Appellant heeft in hoger beroep op gelijke gronden als in bezwaar en beroep, het standpunt gehandhaafd dat sprake is van een verschoonbare termijnoverschrijding wegens enerzijds psychische problematiek en anderzijds onbekendheid met de wettelijke (bezwaar)termijnen.
3.2.
Het Uwv heeft verzocht om bevestiging van de aangevallen uitspraak.

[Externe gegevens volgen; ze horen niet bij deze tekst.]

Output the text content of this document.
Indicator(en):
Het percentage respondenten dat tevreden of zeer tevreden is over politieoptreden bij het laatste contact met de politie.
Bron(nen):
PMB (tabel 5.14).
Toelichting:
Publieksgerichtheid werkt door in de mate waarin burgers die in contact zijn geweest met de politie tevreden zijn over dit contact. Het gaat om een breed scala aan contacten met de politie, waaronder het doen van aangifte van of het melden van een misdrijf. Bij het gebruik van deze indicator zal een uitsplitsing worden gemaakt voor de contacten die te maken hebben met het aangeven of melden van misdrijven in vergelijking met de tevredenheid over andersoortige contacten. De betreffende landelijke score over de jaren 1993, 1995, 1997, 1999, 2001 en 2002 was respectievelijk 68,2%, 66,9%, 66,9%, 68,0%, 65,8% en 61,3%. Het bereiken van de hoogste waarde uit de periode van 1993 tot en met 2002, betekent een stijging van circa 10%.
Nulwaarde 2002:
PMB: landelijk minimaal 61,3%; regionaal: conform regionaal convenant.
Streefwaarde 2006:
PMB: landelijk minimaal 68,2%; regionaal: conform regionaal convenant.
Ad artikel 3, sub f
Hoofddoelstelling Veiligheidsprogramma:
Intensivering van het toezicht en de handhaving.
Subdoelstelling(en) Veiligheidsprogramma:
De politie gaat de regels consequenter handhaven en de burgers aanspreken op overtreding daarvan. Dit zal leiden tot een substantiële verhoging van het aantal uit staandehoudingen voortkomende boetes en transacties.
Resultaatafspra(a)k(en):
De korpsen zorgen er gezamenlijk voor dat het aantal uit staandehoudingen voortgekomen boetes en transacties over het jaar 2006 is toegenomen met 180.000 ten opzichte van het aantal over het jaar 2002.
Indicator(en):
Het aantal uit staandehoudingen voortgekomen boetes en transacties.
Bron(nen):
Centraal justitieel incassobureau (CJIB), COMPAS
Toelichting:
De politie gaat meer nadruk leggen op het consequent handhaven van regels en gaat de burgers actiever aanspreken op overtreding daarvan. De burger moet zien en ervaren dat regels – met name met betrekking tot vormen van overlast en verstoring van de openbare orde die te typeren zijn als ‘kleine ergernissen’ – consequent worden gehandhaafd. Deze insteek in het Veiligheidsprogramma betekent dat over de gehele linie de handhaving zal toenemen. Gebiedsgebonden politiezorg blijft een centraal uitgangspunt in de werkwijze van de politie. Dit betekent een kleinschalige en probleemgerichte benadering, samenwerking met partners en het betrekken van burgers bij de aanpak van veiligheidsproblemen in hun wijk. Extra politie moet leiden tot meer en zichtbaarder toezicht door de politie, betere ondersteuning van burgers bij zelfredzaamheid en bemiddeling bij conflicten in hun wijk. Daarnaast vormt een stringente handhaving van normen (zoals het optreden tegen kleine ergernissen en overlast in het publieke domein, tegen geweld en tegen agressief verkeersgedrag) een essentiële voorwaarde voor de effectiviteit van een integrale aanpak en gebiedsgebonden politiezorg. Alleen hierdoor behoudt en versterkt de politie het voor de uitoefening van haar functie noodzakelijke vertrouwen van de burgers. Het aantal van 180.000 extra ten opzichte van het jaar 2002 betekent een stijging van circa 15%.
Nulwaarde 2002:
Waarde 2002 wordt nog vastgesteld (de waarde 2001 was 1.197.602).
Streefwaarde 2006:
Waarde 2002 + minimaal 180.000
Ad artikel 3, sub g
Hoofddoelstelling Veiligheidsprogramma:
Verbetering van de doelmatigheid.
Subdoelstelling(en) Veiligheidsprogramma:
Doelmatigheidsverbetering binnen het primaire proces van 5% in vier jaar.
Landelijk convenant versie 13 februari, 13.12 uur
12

4. De Raad komt tot de volgende beoordeling.
4.1.
Niet in geschil is dat het bezwaarschrift te laat is ingediend. Aan de orde is uitsluitend de vraag of de termijnoverschrijding verschoonbaar is.
4.2.
Het hoger beroepschrift is een herhaling van wat in bezwaar en in beroep is aangevoerd en bevat geen nieuwe argumenten. Evenmin zijn (nieuwe) medische gegevens overgelegd. Gelet hierop bestaat geen aanleiding om anders te oordelen dan de rechtbank heeft gedaan. De overwegingen van de rechtbank zoals weergegeven onder 2 worden volledig onderschreven.
5. Gelet op wat onder 4.2 is overwogen bestaat er geen aanleiding de termijnoverschrijding verschoonbaar te achten en dient de aangevallen uitspraak te worden bevestigd.

BESLISSING

De Centrale Raad van Beroep bevestigt de aangevallen uitspraak.
Deze uitspraak is gedaan door E. Dijt, in tegenwoordigheid van N. van Rooijen als griffier. De beslissing is uitgesproken in het openbaar op 19 oktober 2016.